# Auto-Magically Spin AWS EC2 Instances on Demand 
# And Create a Dynamic Cluster Running *Trains-Agent*

### Define your budget and execute the notebook, That's is it
### You now have a fully managed cluster on AWS 🎉 🎊 

**trains-agent**'s main goal is to quickly pull a job from an execution queue, setup the environment (as defined in the experiment, including git cloning, python packages etc.) then execute the experiment and monitor it.
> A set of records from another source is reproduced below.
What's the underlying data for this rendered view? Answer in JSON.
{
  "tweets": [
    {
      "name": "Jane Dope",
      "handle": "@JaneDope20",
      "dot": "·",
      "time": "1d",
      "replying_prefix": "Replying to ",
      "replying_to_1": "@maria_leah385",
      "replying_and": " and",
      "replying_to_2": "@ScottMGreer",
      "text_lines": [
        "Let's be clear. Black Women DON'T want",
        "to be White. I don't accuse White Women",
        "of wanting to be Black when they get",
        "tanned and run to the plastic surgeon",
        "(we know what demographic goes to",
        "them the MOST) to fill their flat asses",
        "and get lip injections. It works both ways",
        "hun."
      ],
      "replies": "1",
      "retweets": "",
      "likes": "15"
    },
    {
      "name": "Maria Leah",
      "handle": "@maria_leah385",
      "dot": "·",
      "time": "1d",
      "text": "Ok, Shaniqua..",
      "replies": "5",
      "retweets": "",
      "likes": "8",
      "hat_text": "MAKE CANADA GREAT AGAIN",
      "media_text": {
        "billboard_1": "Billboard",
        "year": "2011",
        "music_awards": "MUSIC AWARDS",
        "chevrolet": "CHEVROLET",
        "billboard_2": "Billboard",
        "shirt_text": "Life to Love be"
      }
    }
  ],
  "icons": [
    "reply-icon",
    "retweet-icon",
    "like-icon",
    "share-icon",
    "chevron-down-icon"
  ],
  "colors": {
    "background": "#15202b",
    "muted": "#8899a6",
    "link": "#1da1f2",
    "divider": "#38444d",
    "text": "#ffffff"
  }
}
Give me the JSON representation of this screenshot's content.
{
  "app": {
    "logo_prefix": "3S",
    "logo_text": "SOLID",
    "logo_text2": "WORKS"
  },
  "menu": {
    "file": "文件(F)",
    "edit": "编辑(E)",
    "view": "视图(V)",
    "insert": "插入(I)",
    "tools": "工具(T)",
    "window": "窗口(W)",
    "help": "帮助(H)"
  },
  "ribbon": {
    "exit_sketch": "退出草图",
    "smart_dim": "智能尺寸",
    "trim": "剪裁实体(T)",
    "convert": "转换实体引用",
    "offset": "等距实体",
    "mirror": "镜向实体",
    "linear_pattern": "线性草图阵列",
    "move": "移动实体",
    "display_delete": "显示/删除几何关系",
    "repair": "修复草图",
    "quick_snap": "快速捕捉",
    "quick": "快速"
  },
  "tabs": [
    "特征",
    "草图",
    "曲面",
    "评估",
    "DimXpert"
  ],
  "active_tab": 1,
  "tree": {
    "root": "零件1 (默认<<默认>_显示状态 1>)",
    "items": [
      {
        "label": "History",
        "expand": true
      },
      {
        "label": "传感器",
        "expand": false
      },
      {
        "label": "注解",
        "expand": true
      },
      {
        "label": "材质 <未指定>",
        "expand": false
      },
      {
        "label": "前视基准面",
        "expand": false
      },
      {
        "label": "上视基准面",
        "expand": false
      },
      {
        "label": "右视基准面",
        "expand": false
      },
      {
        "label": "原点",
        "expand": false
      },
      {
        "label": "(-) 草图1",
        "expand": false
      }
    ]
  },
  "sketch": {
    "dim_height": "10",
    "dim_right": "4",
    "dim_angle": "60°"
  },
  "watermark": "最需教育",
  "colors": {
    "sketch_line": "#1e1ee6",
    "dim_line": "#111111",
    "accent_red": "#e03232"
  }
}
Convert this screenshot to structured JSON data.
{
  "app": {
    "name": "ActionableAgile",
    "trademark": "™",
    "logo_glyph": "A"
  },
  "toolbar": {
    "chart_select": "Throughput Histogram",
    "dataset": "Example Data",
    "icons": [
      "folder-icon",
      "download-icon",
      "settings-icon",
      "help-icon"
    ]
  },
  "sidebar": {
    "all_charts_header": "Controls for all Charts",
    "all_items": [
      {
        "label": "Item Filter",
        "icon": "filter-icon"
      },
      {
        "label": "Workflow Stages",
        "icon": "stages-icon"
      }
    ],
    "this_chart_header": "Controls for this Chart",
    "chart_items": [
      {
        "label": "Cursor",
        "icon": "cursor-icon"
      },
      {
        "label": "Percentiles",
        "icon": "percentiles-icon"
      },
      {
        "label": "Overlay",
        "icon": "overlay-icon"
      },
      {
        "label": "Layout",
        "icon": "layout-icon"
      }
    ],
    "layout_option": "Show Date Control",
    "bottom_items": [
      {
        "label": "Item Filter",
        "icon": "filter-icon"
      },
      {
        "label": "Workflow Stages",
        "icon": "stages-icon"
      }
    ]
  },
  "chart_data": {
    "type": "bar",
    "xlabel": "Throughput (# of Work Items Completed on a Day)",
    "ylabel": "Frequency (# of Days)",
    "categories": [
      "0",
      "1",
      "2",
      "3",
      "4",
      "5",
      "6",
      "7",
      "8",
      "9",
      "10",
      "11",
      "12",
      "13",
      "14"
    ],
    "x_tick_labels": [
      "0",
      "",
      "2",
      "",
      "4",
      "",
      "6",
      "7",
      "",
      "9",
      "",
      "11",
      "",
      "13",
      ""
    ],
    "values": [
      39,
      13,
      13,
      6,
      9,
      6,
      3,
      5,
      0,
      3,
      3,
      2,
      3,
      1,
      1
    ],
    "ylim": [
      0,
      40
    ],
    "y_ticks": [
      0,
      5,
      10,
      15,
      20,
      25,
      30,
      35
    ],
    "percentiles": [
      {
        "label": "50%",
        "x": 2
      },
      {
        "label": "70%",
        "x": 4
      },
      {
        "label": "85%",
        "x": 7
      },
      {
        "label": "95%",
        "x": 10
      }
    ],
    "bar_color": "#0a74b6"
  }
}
This notebook defines a cloud budget (currently only AWS is supported, but feel free to expand with PRs), and spins an instance the minute a job is waiting for execution. It will also spin down idle machines, saving you some $$$ :)

Configuration steps
- Define maximum budget to be used (instance type / number of instances).
- Create new execution *queues* in the **trains-server**.
- Define mapping between the created the *queues* and an instance budget.

**TL;DR - This notebook:**
- Will spin instances if there are jobs in the execution *queues*, until it will hit the budget limit. 
- If machines are idle, it will spin them down.

The controller implementation itself is stateless, meaning you can always re-execute the notebook, if for some reason it stopped.

It is as simple as it sounds, but extremely powerful

Enjoy your newly created dynamic cluster :)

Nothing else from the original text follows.